QFT Charges & Gauge Group Root Lattices Explained

[wilcherrera]

Hi...I do not understand why the charges of a QFT belong to the root lattice of the gauge group...can somebody explain it please??

 

[tom.stoer]

I am not sure what you mean.

The charges are the q.m. generators of the gauge group. Look at a simple example, the n-dim. harmonic oscillator with

$$a_i;\;i=1\ldotsN$$

$$[T^a, T^b] = if^{abc}T^c$$

If you define the charges (in an SU(N) gauge theory you can derive them from the Noether theorem instead of introducing them by hand)

$$Q^a = a^\dagger_i (T^a)_{ik} a_k$$

you can check easily that they generate the same algebra.

$$[Q^a, Q^b] = if^{abc}Q^c$$

Therefore you can classify all states according to the su(N) algebra and all equations that are valid on the algebraic level carry over to the q.m. states.
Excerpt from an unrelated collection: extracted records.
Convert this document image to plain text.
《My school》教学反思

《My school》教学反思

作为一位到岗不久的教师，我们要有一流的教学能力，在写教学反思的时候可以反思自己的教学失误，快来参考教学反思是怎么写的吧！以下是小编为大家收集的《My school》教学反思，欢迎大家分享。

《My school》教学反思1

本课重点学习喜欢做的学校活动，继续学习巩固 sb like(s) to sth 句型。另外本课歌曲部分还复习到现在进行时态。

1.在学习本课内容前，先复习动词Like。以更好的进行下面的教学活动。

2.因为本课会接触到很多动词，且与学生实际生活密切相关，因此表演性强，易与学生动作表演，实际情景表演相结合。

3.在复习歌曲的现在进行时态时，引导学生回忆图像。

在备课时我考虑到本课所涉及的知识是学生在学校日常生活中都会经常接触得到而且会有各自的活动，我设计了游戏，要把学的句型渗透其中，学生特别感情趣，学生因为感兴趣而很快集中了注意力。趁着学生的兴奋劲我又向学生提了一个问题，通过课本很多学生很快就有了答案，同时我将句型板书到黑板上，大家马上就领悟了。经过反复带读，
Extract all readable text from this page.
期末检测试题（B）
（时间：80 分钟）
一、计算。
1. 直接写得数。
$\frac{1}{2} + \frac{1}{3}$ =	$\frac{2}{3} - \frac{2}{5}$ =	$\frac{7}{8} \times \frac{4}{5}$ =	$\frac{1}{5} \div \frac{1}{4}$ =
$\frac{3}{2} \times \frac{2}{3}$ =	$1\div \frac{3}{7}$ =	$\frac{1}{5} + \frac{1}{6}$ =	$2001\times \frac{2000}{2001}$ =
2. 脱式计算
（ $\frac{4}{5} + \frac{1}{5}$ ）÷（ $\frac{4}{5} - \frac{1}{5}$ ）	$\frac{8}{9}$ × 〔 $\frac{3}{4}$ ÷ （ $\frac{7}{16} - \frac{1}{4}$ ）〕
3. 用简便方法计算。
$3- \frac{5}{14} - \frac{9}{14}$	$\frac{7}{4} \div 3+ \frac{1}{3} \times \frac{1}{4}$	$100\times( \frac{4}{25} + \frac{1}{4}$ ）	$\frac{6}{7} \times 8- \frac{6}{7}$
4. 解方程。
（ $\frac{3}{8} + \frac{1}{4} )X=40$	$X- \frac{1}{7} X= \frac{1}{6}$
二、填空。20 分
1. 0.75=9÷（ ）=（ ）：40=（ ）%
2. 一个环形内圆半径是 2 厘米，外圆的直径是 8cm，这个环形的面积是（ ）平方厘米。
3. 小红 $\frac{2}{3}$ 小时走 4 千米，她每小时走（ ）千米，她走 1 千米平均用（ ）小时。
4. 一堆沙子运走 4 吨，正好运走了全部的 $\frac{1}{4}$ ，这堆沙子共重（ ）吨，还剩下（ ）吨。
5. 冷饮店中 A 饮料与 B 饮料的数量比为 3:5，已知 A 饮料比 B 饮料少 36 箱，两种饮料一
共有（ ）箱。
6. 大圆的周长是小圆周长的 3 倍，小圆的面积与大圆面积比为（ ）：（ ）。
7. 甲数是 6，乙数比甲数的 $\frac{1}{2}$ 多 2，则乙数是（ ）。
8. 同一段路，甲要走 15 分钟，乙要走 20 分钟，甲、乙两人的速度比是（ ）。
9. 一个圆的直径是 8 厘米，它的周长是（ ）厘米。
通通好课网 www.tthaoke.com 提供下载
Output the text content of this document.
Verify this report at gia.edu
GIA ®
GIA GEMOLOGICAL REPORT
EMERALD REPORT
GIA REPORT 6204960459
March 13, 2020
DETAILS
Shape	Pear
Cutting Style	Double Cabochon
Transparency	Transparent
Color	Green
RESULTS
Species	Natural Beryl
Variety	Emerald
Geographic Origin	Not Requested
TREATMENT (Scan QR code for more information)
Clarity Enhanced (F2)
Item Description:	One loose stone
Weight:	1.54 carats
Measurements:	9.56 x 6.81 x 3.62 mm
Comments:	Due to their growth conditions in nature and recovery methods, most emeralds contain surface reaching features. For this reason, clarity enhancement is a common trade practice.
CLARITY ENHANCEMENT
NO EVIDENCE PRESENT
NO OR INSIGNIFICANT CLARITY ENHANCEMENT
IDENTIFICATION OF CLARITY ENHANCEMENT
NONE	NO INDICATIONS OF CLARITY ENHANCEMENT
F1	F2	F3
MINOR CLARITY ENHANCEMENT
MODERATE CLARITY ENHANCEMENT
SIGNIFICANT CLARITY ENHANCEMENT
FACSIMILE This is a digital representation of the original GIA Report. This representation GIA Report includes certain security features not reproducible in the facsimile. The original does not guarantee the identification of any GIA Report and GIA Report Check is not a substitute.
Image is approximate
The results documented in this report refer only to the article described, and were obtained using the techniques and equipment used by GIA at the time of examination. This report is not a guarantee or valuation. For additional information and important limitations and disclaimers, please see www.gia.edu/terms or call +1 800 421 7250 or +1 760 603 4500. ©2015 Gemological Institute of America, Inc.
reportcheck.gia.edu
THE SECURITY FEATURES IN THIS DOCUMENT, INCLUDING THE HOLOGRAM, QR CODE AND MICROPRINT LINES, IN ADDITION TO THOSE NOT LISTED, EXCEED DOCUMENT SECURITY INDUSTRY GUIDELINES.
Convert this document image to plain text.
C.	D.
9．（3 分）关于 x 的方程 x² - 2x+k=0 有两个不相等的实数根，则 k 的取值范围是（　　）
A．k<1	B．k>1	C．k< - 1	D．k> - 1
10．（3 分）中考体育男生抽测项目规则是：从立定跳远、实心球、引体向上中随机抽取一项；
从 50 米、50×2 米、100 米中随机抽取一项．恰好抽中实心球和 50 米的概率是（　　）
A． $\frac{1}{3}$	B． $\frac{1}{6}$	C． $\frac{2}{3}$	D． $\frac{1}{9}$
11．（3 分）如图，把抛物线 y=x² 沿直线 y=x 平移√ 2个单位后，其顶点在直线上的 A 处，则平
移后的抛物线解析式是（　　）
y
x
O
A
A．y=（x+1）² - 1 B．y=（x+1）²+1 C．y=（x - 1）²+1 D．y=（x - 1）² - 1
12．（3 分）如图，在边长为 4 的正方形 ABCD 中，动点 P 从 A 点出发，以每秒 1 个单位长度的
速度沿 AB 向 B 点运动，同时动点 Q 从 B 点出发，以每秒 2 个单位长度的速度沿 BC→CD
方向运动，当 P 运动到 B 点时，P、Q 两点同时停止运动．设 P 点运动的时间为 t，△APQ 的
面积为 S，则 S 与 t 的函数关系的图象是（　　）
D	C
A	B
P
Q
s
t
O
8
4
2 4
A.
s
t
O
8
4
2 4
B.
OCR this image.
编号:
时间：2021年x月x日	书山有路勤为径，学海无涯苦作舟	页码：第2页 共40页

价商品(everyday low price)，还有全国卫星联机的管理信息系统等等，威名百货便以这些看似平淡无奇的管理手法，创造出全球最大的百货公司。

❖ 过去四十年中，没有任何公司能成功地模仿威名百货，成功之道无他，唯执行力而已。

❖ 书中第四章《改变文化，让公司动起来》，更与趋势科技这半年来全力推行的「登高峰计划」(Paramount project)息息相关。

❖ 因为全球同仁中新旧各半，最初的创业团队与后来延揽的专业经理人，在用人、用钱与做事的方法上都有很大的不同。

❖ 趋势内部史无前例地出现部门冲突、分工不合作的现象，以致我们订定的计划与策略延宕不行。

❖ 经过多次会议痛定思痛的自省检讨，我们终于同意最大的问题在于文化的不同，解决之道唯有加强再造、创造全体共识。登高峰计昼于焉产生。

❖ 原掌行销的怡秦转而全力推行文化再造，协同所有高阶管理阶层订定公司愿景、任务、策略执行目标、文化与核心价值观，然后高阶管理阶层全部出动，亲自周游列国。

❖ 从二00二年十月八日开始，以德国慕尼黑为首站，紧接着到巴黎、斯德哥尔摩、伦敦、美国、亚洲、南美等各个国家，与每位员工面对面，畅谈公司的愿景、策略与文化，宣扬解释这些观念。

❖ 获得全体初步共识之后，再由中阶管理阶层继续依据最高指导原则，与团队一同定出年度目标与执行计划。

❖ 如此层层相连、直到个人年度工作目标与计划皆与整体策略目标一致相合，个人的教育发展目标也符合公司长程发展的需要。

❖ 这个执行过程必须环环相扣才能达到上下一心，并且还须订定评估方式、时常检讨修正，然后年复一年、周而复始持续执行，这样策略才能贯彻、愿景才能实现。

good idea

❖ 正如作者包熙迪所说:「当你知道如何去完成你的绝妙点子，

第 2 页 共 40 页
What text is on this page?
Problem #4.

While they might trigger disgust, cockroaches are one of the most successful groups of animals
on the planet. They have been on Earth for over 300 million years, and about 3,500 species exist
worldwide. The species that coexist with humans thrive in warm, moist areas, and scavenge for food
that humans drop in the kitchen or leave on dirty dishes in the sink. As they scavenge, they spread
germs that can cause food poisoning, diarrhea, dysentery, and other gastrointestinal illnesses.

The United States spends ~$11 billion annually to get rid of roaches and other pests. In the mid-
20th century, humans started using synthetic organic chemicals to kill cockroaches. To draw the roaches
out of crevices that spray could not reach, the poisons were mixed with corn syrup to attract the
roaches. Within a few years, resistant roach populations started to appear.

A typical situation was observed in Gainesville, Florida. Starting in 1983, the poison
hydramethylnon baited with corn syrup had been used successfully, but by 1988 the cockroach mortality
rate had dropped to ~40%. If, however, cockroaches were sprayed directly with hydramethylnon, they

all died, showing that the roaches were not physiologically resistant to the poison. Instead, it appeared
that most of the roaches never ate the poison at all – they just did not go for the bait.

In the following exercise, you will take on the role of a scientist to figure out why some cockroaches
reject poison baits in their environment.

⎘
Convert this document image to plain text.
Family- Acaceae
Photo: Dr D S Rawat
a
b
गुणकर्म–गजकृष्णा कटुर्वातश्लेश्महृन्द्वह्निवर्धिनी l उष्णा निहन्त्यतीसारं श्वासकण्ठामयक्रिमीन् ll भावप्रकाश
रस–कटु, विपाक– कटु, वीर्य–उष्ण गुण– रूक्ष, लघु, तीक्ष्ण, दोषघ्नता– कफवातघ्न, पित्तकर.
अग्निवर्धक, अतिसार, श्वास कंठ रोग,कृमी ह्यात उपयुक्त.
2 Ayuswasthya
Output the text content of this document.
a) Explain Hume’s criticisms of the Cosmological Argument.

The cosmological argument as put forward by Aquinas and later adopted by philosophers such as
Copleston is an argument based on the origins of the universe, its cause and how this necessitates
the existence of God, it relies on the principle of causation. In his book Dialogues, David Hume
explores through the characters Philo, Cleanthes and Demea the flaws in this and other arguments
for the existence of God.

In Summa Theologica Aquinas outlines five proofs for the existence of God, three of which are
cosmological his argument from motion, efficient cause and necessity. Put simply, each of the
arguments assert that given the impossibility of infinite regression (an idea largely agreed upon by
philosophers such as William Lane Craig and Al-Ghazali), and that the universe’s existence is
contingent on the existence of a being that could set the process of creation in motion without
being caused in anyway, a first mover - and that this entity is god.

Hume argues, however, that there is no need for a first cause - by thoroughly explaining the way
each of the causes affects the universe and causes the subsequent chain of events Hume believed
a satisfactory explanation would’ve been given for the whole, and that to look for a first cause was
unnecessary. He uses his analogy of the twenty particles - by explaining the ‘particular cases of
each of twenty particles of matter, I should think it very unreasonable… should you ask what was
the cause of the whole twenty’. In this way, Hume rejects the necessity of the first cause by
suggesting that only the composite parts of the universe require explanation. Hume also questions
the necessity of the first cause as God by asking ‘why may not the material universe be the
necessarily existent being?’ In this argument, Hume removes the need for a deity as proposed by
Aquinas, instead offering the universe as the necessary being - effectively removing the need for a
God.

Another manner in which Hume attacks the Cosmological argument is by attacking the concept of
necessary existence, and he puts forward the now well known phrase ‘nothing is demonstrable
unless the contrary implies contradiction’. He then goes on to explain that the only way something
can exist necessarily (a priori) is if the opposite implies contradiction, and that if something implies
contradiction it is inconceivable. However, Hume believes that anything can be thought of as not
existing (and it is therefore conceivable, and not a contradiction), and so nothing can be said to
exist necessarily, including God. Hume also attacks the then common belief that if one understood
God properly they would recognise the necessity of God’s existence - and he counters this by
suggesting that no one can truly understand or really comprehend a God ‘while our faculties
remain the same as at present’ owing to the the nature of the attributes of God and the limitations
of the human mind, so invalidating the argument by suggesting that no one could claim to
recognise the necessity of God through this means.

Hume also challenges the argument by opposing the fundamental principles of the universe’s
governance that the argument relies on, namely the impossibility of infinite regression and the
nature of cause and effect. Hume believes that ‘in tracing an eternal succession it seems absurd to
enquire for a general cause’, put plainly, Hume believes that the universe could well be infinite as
Quantum gauge theory gives you additional equations, e.g. the requirements that in an unbroken SU(N) gauge theory all physical states are SU(N) singulets, but these constraints are due to additional dynamical considerations and cannot be derived frome purely algebraic reasoning.

 

[wilcherrera]

Hi...thanks for your answer. Well, i have read several times that charges in a gauge theory lie in the root system of the gauge group. For a quick check of the above statement, you can google> "charge wikipedia" and you will find such a claim. Of course, I'm referring to the wiki just because it is easy to check, but this statement is done in several places elsewhere.

 

[tom.stoer]

Do you know what a root system of a Lie algebra is?